The kmalloc() function’s operation is similar to that of user-space’s familiar malloc() routine, with the exception of the additional flags parameter. The kmalloc() function is a simple interface for obtaining kernel memory in byte-sized chunks. For most kernel allocations kmalloc() is the preferred interface.

The function is declared in <linux/slab.h>:

void * kmalloc(size_t size, gfp_t flags);

The function returns a pointer to a region of memory that is at least size bytes in length. The region of memory is physcally contiguous.

The vast majority of allocations in the kernel use the GFP_KERNEL flag. The resulting allocation is a normal priority allocation that might sleep.

In process context (and can sleep) use GFP_KERNEL, for process context that cannot sleep, interrupt handlers, softirqs, and tasklets use GFP_ATOMIC.

vmalloc()

The vmalloc() function works in a similar fashion to kmalloc(), except it allocates memory that is only virtually contiguous and not necessarily physically contiguous. This is how a user-space allocation function works: The pages returned by malloc() are contiguous within the virtual address space of the processor, but there is no guarantee that they are actually contiguous in physical RAM. The kmalloc() function guarantees that the pages are physically contiguous (and virtually contiguous).
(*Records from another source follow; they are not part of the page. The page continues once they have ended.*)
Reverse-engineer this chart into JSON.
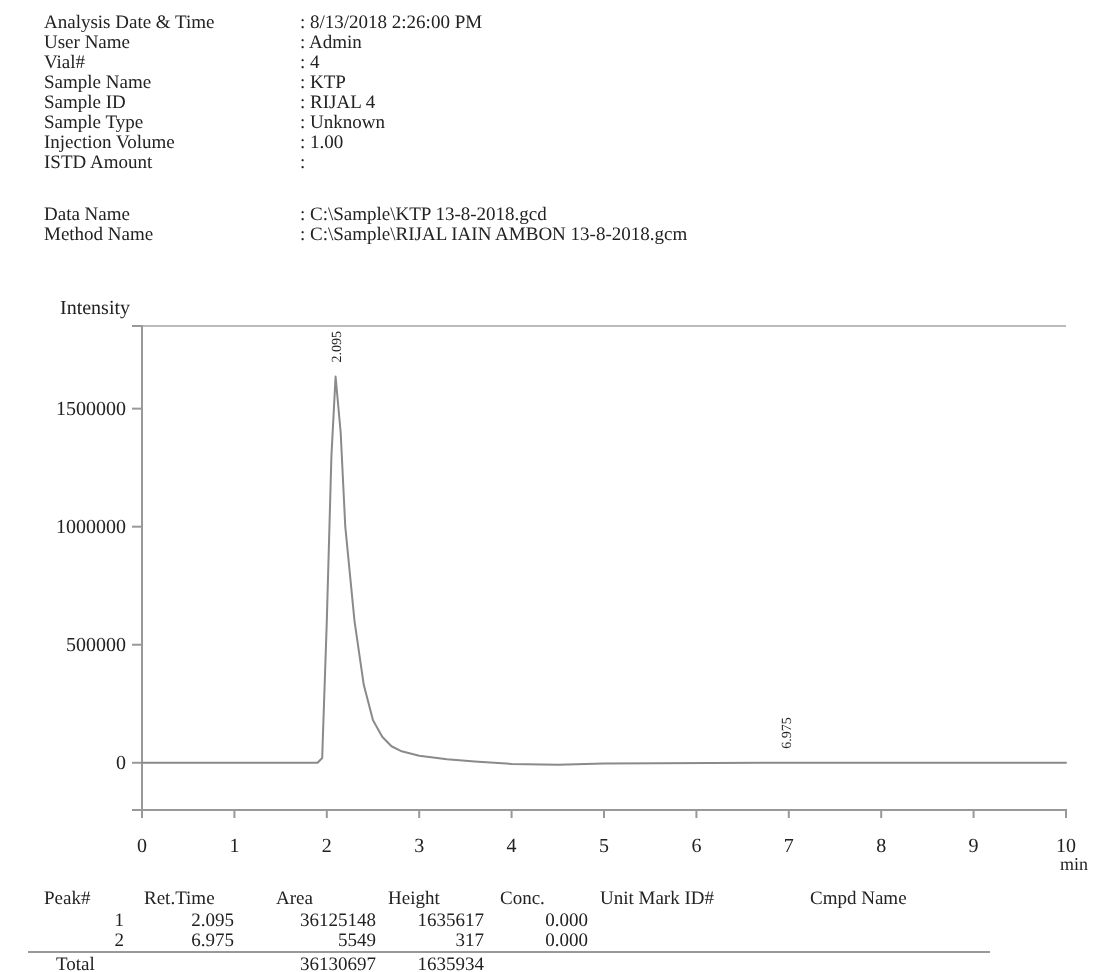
{
  "chart_data": {
    "type": "line",
    "ylabel": "Intensity",
    "xlabel": "min",
    "x": [
      0,
      1.9,
      1.95,
      2.0,
      2.05,
      2.095,
      2.15,
      2.2,
      2.3,
      2.4,
      2.5,
      2.6,
      2.7,
      2.8,
      3.0,
      3.3,
      3.6,
      4.0,
      4.5,
      5.0,
      6.9,
      6.95,
      6.975,
      7.0,
      7.05,
      10
    ],
    "series": [
      {
        "color": "#8a8a8a",
        "values": [
          0,
          0,
          20000,
          600000,
          1300000,
          1635617,
          1400000,
          1000000,
          600000,
          330000,
          180000,
          110000,
          70000,
          50000,
          30000,
          15000,
          5000,
          -5000,
          -8000,
          -3000,
          0,
          300,
          317,
          300,
          0,
          0
        ]
      }
    ],
    "xlim": [
      0,
      10
    ],
    "xticks": [
      0,
      1,
      2,
      3,
      4,
      5,
      6,
      7,
      8,
      9,
      10
    ],
    "ylim": [
      -200000,
      1850000
    ],
    "yticks": [
      0,
      500000,
      1000000,
      1500000
    ],
    "grid": false,
    "marker": "none",
    "line_style": "solid",
    "annotations": [
      {
        "text": "2.095",
        "x": 2.095,
        "y": 1635617
      },
      {
        "text": "6.975",
        "x": 6.975,
        "y": 317
      },
      "Analysis Date & Time",
      ": 8/13/2018 2:26:00 PM",
      "User Name",
      ": Admin",
      "Vial#",
      ": 4",
      "Sample Name",
      ": KTP",
      "Sample ID",
      ": RIJAL 4",
      "Sample Type",
      ": Unknown",
      "Injection Volume",
      ": 1.00",
      "ISTD Amount",
      ":",
      "Data Name",
      ": C:\\Sample\\KTP 13-8-2018.gcd",
      "Method Name",
      ": C:\\Sample\\RIJAL IAIN AMBON 13-8-2018.gcm",
      "Peak#",
      "Ret.Time",
      "Area",
      "Height",
      "Conc.",
      "Unit Mark ID#",
      "Cmpd Name",
      "1",
      "2.095",
      "36125148",
      "1635617",
      "0.000",
      "2",
      "6.975",
      "5549",
      "317",
      "0.000",
      "Total",
      "36130697",
      "1635934"
    ]
  }
}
For the most part, only hardware devices require physically contiguous memory allocations.

The TLB (translation lookaside buffer) is a hardware cache used by most architectures to cache the mapping of virtual addresses to physical addresses. This greatly improves the performance of the system, because most memory access is done via virtual addressing.

Slab Layer

The slab allocator is a memory management mechanism in the Linux kernel that helps speed up the allocation of frequently used objects and reduce memory fragmentation.
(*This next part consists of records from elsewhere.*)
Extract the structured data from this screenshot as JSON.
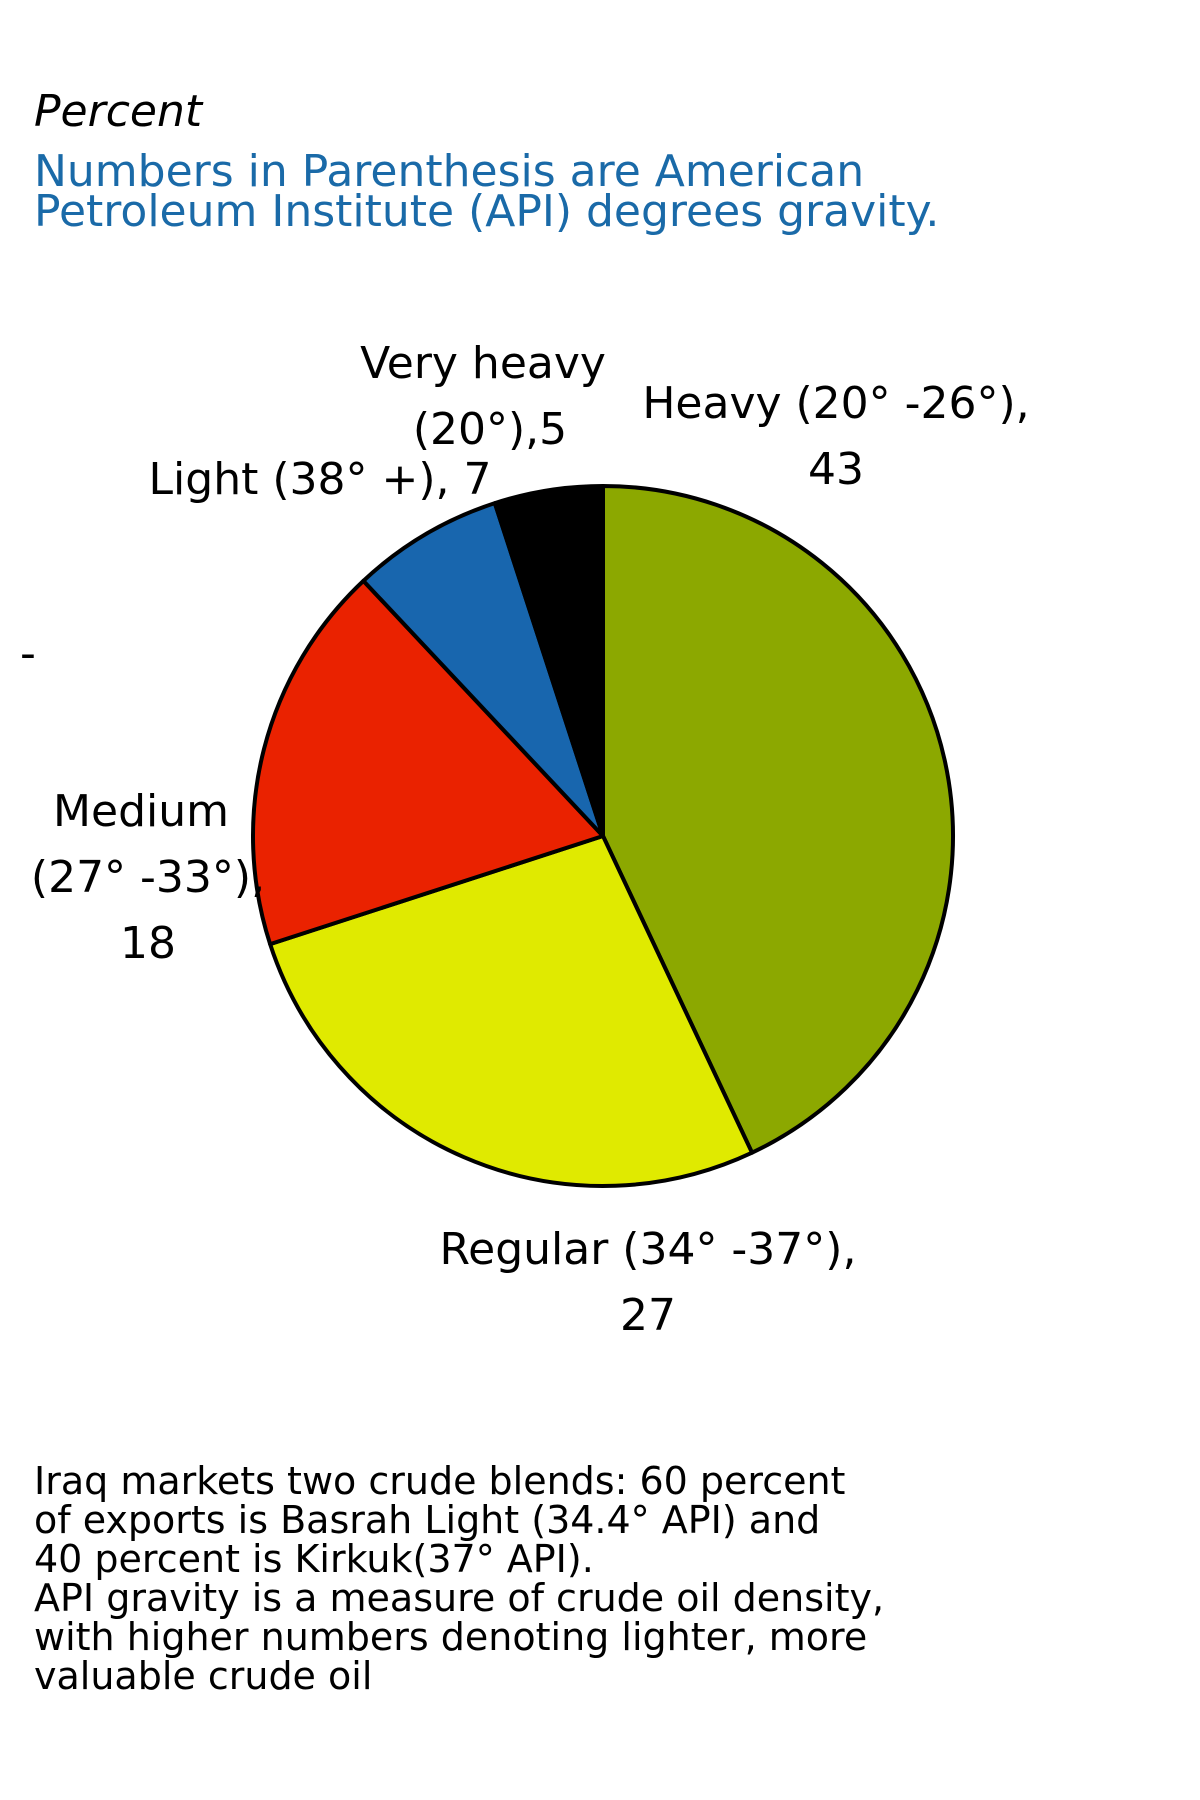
{
  "unit_label": "Percent",
  "subtitle": "Numbers in Parenthesis are American\nPetroleum Institute (API) degrees gravity.",
  "note": "Iraq markets two crude blends: 60 percent\nof exports is Basrah Light (34.4° API) and\n40 percent is Kirkuk(37° API).\nAPI gravity is a measure of crude oil density,\nwith higher numbers denoting lighter, more\nvaluable crude oil",
  "stray_mark": "-",
  "colors": {
    "subtitle": "#1a6aa8",
    "outline": "#000000"
  },
  "chart_data": {
    "type": "pie",
    "title": "",
    "start_angle_deg": 0,
    "direction": "clockwise",
    "slices": [
      {
        "label": "Heavy (20° -26°),",
        "value_text": "43",
        "value": 43,
        "color": "#8ca800"
      },
      {
        "label": "Regular (34° -37°),",
        "value_text": "27",
        "value": 27,
        "color": "#e0ea00"
      },
      {
        "label": "Medium\n(27° -33°),",
        "value_text": "18",
        "value": 18,
        "color": "#ea2200"
      },
      {
        "label": "Light (38° +), 7",
        "value_text": "",
        "value": 7,
        "color": "#1866ae"
      },
      {
        "label": "Very heavy\n(20°),5",
        "value_text": "",
        "value": 5,
        "color": "#000000"
      }
    ]
  }
}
Allocating and freeing data structures is one of the most common operations inside any kernel. To facilitate frequent allocations and deallocations of data, programmers often introduce free lists. A free list contains a block of available, already allocated, data structures. When code requires a new instance of a data structure, it can grab one of the structures off the free list rather than allocate the sufficient amount of memory and set it up for the data structure. Later, when the data structure is no longer needed, it is returned to the free list instead of deallocated. In this sense, the free list acts as an object cache, caching a frequently used type of object.
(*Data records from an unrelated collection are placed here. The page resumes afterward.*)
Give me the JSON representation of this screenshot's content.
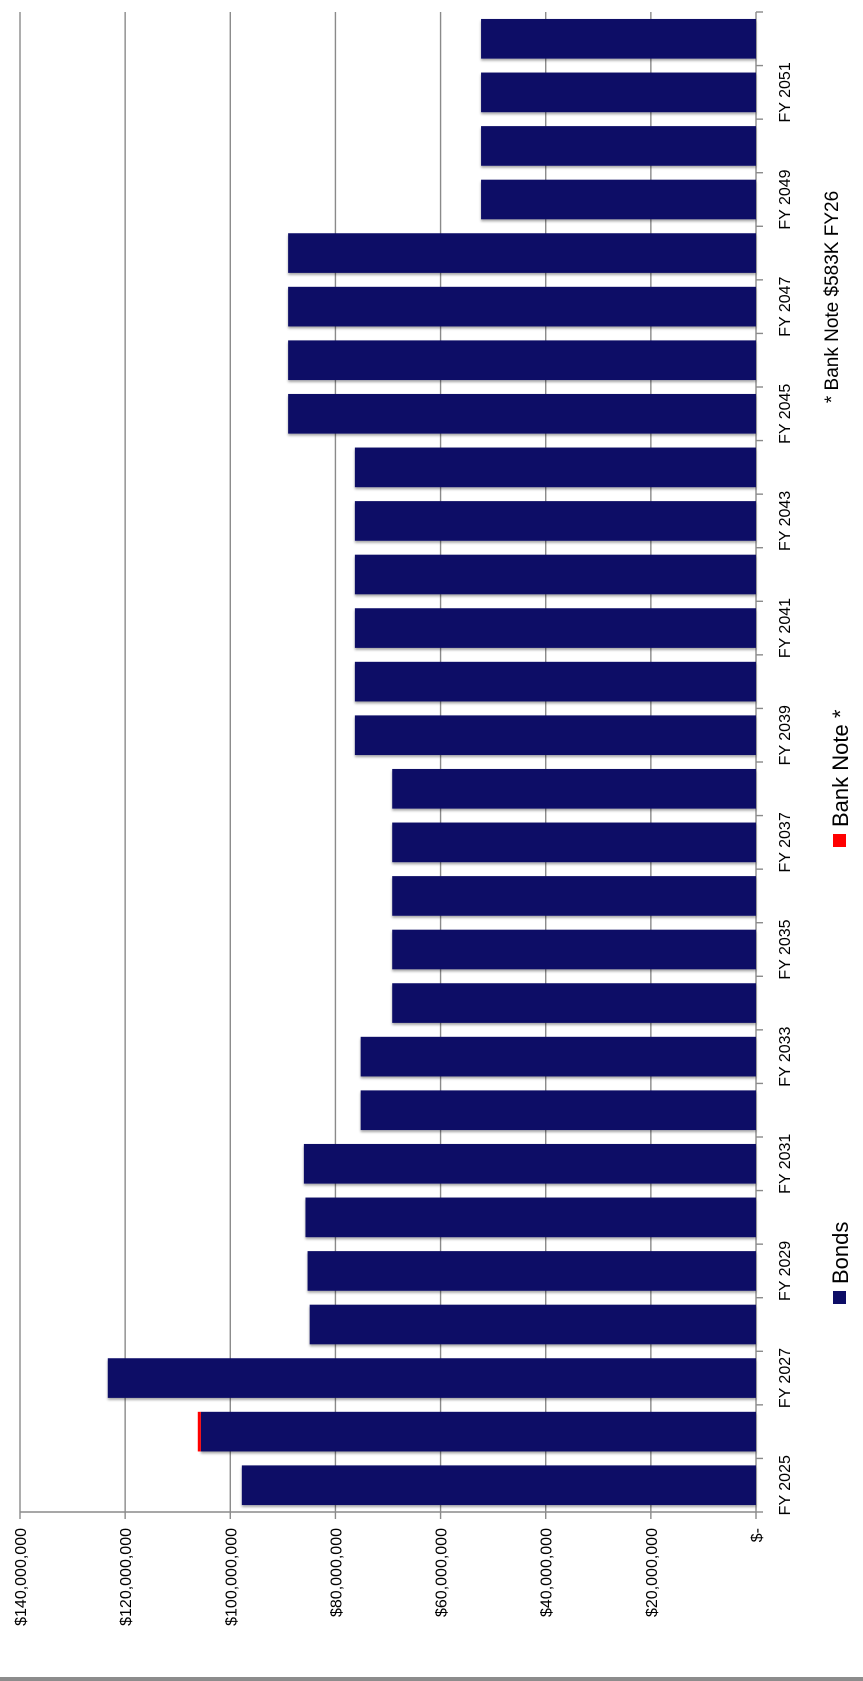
{
  "chart_data": {
    "type": "bar",
    "orientation": "rotated 90° clockwise (vertical columns drawn sideways)",
    "categories": [
      "FY 2025",
      "FY 2026",
      "FY 2027",
      "FY 2028",
      "FY 2029",
      "FY 2030",
      "FY 2031",
      "FY 2032",
      "FY 2033",
      "FY 2034",
      "FY 2035",
      "FY 2036",
      "FY 2037",
      "FY 2038",
      "FY 2039",
      "FY 2040",
      "FY 2041",
      "FY 2042",
      "FY 2043",
      "FY 2044",
      "FY 2045",
      "FY 2046",
      "FY 2047",
      "FY 2048",
      "FY 2049",
      "FY 2050",
      "FY 2051",
      "FY 2052"
    ],
    "category_tick_labels": [
      "FY 2025",
      "FY 2027",
      "FY 2029",
      "FY 2031",
      "FY 2033",
      "FY 2035",
      "FY 2037",
      "FY 2039",
      "FY 2041",
      "FY 2043",
      "FY 2045",
      "FY 2047",
      "FY 2049",
      "FY 2051"
    ],
    "series": [
      {
        "name": "Bonds",
        "color": "#0d0d66",
        "values": [
          97800000,
          105600000,
          123300000,
          84900000,
          85300000,
          85700000,
          86000000,
          75200000,
          75200000,
          69200000,
          69200000,
          69200000,
          69200000,
          69200000,
          76300000,
          76300000,
          76300000,
          76300000,
          76300000,
          76300000,
          89000000,
          89000000,
          89000000,
          89000000,
          52300000,
          52300000,
          52300000,
          52300000
        ]
      },
      {
        "name": "Bank Note *",
        "color": "#ff0000",
        "values": [
          0,
          583000,
          0,
          0,
          0,
          0,
          0,
          0,
          0,
          0,
          0,
          0,
          0,
          0,
          0,
          0,
          0,
          0,
          0,
          0,
          0,
          0,
          0,
          0,
          0,
          0,
          0,
          0
        ]
      }
    ],
    "ylim": [
      0,
      140000000
    ],
    "y_ticks": [
      0,
      20000000,
      40000000,
      60000000,
      80000000,
      100000000,
      120000000,
      140000000
    ],
    "y_tick_labels": [
      "$-",
      "$20,000,000",
      "$40,000,000",
      "$60,000,000",
      "$80,000,000",
      "$100,000,000",
      "$120,000,000",
      "$140,000,000"
    ],
    "grid": true,
    "legend_placement": "bottom",
    "note": "* Bank Note  $583K FY26",
    "title": "",
    "xlabel": "",
    "ylabel": ""
  }
}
The problem with this is that there’s no global control of the free lists. A potential problem is when the system is running low on memory, there’s no way for the kernel to modify (shrink the size) the free lists.

To remedy this, the Linux kernel provides the slab layer (also called the slab allocator). The slab layer acts as a generic data structure-caching layer. This strategy reduces fragmentation.

If you frequently create many objects of the same type, consider using the slab cache.

Statically Allocating on the Stack

In kernel space the kernel’s stack is small and fixed. When each process is given a small, fixed stack, memory consumption is minimized, and the kernel need not burden itself with stack management code.

The size of the per-process kernel stacks depends on both the architecture and a compile-time option. Historically, the kernel stack has been two pages per process. This is usually 8KB for 32-bit architectures and 16KB for 64-bit architectures because they usualy have 4KB and 8KB pages, respectively.